Part of the nose-wrinkling that occurs around her birthday has to do with what she calls a “standard of behavior for people in their 30s.”
“If I have cereal for dinner, now that I’m over 30, I feel especially ridiculous about it,” she says. “Whereas when I was in my 20s, I had cereal for dinner all the time, and it was like, ‘So what? I’m in my 20s. I rent.’ ”
Plus, many of her friends have kids, which are not part of Pruitt’s plan, leaving her to feel like she has to “look elsewhere for the signs that I’ve become a grown-up.”
Martin says this phenomenon isn’t any more common today than it was in the past, but it is changing. Today, for example, more people are going to college, meaning they’re more likely to have that timeline of where they should be at certain periods of their lives.
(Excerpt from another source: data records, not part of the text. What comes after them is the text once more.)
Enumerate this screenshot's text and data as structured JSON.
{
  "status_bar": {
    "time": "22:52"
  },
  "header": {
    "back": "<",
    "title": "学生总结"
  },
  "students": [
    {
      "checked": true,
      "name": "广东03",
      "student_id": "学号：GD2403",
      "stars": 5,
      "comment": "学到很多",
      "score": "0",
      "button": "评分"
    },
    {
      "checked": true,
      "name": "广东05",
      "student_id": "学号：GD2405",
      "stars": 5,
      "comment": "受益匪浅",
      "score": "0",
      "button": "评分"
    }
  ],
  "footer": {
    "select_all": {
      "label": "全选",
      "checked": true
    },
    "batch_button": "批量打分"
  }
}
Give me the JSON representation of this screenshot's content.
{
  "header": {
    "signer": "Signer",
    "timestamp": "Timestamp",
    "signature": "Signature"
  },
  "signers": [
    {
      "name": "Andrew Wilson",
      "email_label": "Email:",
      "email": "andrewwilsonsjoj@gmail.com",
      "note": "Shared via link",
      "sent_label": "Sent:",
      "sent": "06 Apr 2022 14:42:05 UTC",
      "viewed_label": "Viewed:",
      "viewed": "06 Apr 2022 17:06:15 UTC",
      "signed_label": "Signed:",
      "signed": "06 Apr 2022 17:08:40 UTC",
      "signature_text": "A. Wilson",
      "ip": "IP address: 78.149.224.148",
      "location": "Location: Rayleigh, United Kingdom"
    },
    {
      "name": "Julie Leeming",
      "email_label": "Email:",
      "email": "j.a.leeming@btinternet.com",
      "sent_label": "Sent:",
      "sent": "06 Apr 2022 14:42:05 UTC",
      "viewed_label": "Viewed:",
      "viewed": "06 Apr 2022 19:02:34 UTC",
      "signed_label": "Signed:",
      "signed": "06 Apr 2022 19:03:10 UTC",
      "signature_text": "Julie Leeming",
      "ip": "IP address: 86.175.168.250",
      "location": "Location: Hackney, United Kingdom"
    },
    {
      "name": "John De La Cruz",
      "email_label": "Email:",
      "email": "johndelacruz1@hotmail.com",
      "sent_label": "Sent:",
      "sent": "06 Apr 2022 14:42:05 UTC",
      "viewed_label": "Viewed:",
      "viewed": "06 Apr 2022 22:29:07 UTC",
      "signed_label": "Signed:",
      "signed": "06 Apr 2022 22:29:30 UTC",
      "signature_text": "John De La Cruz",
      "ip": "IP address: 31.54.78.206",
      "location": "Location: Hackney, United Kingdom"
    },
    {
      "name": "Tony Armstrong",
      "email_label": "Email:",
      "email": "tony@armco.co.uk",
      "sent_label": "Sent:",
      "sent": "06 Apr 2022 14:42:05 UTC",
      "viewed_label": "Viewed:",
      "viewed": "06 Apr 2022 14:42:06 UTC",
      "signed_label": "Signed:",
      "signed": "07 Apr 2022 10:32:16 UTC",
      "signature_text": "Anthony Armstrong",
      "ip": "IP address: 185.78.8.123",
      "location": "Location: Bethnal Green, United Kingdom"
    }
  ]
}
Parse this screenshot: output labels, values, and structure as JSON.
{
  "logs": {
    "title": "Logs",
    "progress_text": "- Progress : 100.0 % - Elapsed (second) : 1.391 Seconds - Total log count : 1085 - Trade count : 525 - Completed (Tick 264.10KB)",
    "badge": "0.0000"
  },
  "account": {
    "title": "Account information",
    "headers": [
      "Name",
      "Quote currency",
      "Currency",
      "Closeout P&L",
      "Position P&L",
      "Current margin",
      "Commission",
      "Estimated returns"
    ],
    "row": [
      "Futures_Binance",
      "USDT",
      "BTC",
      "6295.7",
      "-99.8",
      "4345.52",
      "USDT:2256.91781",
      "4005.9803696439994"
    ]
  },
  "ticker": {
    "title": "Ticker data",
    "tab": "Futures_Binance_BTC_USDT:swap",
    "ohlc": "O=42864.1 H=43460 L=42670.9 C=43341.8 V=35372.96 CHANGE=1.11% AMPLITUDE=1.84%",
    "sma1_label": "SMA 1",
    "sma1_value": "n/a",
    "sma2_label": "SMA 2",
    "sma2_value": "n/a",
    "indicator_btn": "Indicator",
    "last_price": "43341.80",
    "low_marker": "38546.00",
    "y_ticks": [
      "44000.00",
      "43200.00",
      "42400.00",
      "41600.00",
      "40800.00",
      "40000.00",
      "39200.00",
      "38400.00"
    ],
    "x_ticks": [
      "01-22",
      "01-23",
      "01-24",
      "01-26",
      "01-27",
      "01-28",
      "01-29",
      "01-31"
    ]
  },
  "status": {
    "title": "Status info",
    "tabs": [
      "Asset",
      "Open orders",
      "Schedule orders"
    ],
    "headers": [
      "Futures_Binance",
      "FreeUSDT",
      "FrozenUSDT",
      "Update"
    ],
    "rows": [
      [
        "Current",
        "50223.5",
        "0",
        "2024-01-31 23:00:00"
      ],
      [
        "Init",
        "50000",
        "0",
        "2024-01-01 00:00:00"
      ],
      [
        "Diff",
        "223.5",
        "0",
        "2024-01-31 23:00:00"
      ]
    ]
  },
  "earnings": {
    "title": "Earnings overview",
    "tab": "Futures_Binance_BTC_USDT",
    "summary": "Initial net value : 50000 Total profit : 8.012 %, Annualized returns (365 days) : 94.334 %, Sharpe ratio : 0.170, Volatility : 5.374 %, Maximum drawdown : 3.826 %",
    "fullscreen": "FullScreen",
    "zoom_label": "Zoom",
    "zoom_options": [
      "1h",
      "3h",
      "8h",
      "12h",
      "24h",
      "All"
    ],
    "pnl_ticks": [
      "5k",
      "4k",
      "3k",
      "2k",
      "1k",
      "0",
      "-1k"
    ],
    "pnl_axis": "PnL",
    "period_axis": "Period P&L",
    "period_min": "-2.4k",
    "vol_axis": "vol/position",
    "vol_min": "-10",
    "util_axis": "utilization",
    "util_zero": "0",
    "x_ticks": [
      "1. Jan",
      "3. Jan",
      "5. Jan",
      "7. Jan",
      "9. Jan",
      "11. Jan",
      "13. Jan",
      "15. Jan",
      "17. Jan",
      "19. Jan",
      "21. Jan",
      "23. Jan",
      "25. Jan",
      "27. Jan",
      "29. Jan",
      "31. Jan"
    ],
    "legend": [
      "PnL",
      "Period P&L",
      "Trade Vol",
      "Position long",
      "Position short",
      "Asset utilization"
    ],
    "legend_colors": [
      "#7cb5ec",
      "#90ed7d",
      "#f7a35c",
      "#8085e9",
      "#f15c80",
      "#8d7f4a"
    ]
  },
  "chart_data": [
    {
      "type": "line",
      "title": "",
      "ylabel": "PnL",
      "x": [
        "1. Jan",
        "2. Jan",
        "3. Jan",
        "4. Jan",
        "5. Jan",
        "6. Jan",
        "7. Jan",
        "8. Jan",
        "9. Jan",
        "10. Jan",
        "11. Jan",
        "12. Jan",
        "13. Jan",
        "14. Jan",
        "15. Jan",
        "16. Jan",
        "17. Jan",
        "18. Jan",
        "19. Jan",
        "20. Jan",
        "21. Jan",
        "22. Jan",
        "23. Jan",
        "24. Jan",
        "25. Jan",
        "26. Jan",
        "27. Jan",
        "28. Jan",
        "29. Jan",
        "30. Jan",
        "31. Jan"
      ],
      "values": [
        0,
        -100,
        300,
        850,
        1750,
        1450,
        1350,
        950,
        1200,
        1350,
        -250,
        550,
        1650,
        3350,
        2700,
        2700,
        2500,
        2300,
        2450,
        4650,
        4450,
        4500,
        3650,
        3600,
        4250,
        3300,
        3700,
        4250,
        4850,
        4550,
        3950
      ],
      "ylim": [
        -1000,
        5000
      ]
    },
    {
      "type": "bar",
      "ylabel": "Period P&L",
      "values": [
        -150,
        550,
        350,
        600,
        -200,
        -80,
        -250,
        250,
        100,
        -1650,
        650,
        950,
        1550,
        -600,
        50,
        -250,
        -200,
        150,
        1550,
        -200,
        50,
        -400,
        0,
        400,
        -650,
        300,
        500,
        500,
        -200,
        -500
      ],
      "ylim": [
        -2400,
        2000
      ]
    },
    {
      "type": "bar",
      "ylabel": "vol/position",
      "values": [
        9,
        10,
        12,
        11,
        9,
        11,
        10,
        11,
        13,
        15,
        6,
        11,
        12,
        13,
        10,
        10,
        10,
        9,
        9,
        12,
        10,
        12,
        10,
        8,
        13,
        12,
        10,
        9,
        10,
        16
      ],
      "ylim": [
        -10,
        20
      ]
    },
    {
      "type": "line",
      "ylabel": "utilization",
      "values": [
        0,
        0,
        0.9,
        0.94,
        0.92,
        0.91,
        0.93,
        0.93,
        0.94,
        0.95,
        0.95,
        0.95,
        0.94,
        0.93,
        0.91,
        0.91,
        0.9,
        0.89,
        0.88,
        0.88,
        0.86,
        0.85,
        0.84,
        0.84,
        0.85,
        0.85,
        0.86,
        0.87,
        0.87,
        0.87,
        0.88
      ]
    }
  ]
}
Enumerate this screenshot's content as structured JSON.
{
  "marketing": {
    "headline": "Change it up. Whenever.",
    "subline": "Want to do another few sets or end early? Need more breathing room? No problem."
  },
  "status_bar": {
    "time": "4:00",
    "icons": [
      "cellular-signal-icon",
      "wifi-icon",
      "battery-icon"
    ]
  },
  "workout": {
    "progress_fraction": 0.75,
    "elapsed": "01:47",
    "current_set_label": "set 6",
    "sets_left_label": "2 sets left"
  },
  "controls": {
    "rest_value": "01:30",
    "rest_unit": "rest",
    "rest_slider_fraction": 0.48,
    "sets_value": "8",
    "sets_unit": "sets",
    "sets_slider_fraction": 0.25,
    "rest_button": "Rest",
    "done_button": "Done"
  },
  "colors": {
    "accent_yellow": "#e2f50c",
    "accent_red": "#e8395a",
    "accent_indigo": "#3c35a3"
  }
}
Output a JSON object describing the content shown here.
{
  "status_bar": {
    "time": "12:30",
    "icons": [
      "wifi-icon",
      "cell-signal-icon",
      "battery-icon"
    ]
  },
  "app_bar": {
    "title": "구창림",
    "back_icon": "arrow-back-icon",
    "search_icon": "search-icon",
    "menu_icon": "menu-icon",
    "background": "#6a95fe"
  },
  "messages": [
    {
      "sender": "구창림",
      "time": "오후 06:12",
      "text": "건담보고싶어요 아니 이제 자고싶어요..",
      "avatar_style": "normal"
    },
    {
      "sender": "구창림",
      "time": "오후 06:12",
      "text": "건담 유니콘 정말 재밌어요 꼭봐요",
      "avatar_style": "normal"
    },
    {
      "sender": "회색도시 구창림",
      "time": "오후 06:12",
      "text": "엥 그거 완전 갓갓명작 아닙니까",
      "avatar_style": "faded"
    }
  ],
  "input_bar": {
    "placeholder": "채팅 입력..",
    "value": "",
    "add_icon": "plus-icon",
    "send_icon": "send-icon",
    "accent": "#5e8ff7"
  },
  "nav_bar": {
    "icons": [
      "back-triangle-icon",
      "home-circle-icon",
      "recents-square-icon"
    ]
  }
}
And if someone gets a degree in a subject he is passionate about, who creates and follows a road map for his life, he isn’t likely to view his 30th birthday as an evil thing that must be avoided.
Meanwhile, someone who graduates with that same degree – not because he is passionate about the subject but because he wants a degree – might have a harder time as his birthday nears.
“One thing about turning 30, especially if (they’ve) already gone to college, (is they) don’t feel like they can redo it. ‘Well, I’ve already got this business degree, so I have to do something in business, but I found out that I hate business,’ ” he says.
Whereas somebody who went into school and picked the major that fit him well can find his 30th birthday as an affirming thing.
“Sometimes you can look back and go, ‘I’ve really achieved what I set out to achieve,’ ” Martin says.